In questo, Sini anticipa in parte la posizione di Richard Rorty, il quale ha negato ogni fondamento epistemico alla filosofia, proponendo invece una visione “conversazionale” del sapere, fondata sul linguaggio e sulla comunità interpretante. Ma a differenza di Rorty, Sini non cade mai in un pragmatismo banalmente relativista: la sua è una pragmatica delle soglie, dei corpi, delle storie non dette.
Con William James, infine, Sini condivide la radicale messa in discussione della coscienza come centro stabile dell’esperienza: ogni atto di pensiero è già passaggio, è già attraversamento, è già scrittura della vita. In questo senso, Sini propone una fenomenologia delle pratiche, piuttosto che delle intenzionalità: è il gesto che precede il pensiero, non viceversa.

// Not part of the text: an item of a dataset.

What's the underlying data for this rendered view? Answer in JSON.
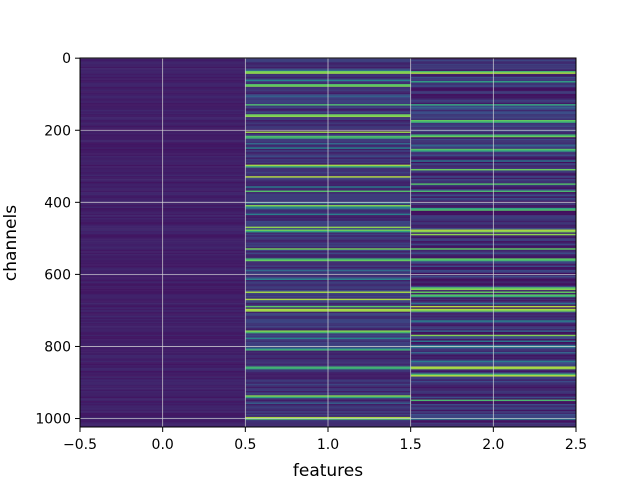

14. Conclusione aperta: per una filosofia come arte vivente
Alla luce di questo ampio confronto, è possibile riconoscere in Carlo Sini una delle figure più importanti e al tempo stesso più anomale della filosofia europea contemporanea. Ancorato alla tradizione, ma radicalmente innovativo nel suo metodo, Sini ci invita a ripensare la filosofia come arte vivente, come scrittura incarnata, come esercizio simbolico che non cerca il vero, ma lo fa emergere nel gesto.
Il suo pensiero non solo dialoga, ma sfida tanto la filosofia italiana quanto quella internazionale: la sua filosofia che non esiste è un punto di arrivo e un punto di inizio, una soglia da cui guardare, finalmente, ciò che si trova al di là della metafisica.